Study objective: To estimate the degree of agreement between 3-dimensional sonohysterography (3D-SHG) and vaginoscopic hysteroscopy (VH) in detection of uterine cavity abnormalities in patients with recurrent implantation failure in in vitro fertilization cycles.
Design: Comparative observational cross-sectional study (Canadian Task Force classification II-1).
Setting: Private assisted-conception unit.
Patients: One hundred forty-three patients with a history of at least 2 previous implantation failures despite transfer of good quality embryos in assisted-conception cycles.
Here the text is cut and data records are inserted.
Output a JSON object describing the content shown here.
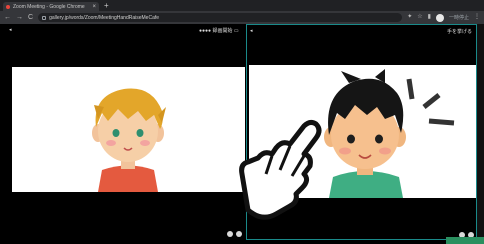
{
  "browser": {
    "tab_title": "Zoom Meeting - Google Chrome",
    "new_tab": "+",
    "url": "gallery.jp/words/Zoom/MeetingHandRaiseMeCafe",
    "back": "←",
    "forward": "→",
    "reload": "C",
    "pause_label": "一時停止"
  },
  "left_tile": {
    "status_label": "●●●● 録画開始 ▭"
  },
  "right_tile": {
    "status_label": "手を挙げる"
  },
  "icons": {
    "tab_close": "×",
    "menu": "⋮"
  },
  "colors": {
    "accent_border": "#1a8a8a",
    "corner_green": "#2a8f5f"
  }
}
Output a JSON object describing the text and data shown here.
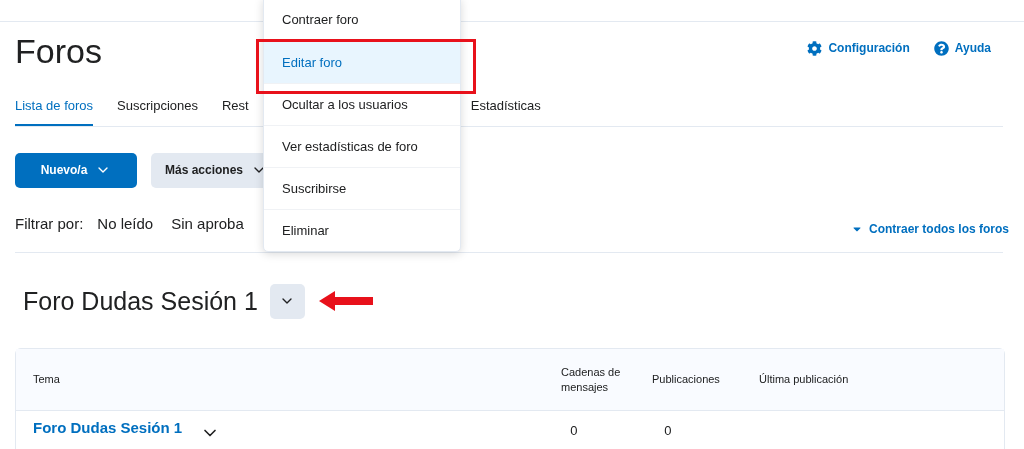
{
  "page": {
    "title": "Foros",
    "links": [
      {
        "kind": "settings",
        "label": "Configuración"
      },
      {
        "kind": "help",
        "label": "Ayuda"
      }
    ]
  },
  "tabs": [
    {
      "label": "Lista de foros",
      "selected": true
    },
    {
      "label": "Suscripciones",
      "selected": false
    },
    {
      "label": "Rest",
      "selected": false
    },
    {
      "label": "Estadísticas",
      "selected": false
    }
  ],
  "toolbar": {
    "primary": "Nuevo/a",
    "secondary": "Más acciones"
  },
  "filter": {
    "label": "Filtrar por:",
    "options": [
      "No leído",
      "Sin aproba"
    ],
    "collapse_all": "Contraer todos los foros"
  },
  "forum": {
    "title": "Foro Dudas Sesión 1"
  },
  "menu": [
    {
      "label": "Contraer foro",
      "selected": false
    },
    {
      "label": "Editar foro",
      "selected": true
    },
    {
      "label": "Ocultar a los usuarios",
      "selected": false
    },
    {
      "label": "Ver estadísticas de foro",
      "selected": false
    },
    {
      "label": "Suscribirse",
      "selected": false
    },
    {
      "label": "Eliminar",
      "selected": false
    }
  ],
  "table": {
    "columns": [
      "Tema",
      "Cadenas de mensajes",
      "Publicaciones",
      "Última publicación"
    ],
    "rows": [
      {
        "topic": "Foro Dudas Sesión 1",
        "threads": "0",
        "posts": "0"
      }
    ]
  }
}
Interventions: 3D-SHG was followed by VH. The Cohen κ for interrater agreement was calculated for the level of agreement between the 2 diagnostic procedures. Procedure time in seconds was recorded for both procedures. Patients were asked to rate their degree of discomfort or pain during both procedures using a visual analog scale.
Measurements and main results: There was a substantial degree of concordance between 3D-SHG and VH (κ = 0.77; 95% confidence interval, 0.6-0.84). The median procedure time for 3D-SHG was 296 seconds (range, 231-327 seconds), and for VH was 315 seconds (range, 232-361 seconds), and the difference was statistically significant (p =.02). The visual analog scale pain scores also showed that 3D-SHG, with a median pain score of 2.1 (range, 1-3) was better tolerated than VH, with a median pain score of 2.9 (range, 2-4) (p < .001).
Conclusion: Our results show that there is a substantial degree of concordance between 3D-SHG and VH in diagnosing uterine cavity anomalies. We also found that 3D-SHG took significantly less time and induced less patient discomfort than did VH. We recommend that 3D-SHG should be the method of first choice for outpatient evaluation of the uterine cavity.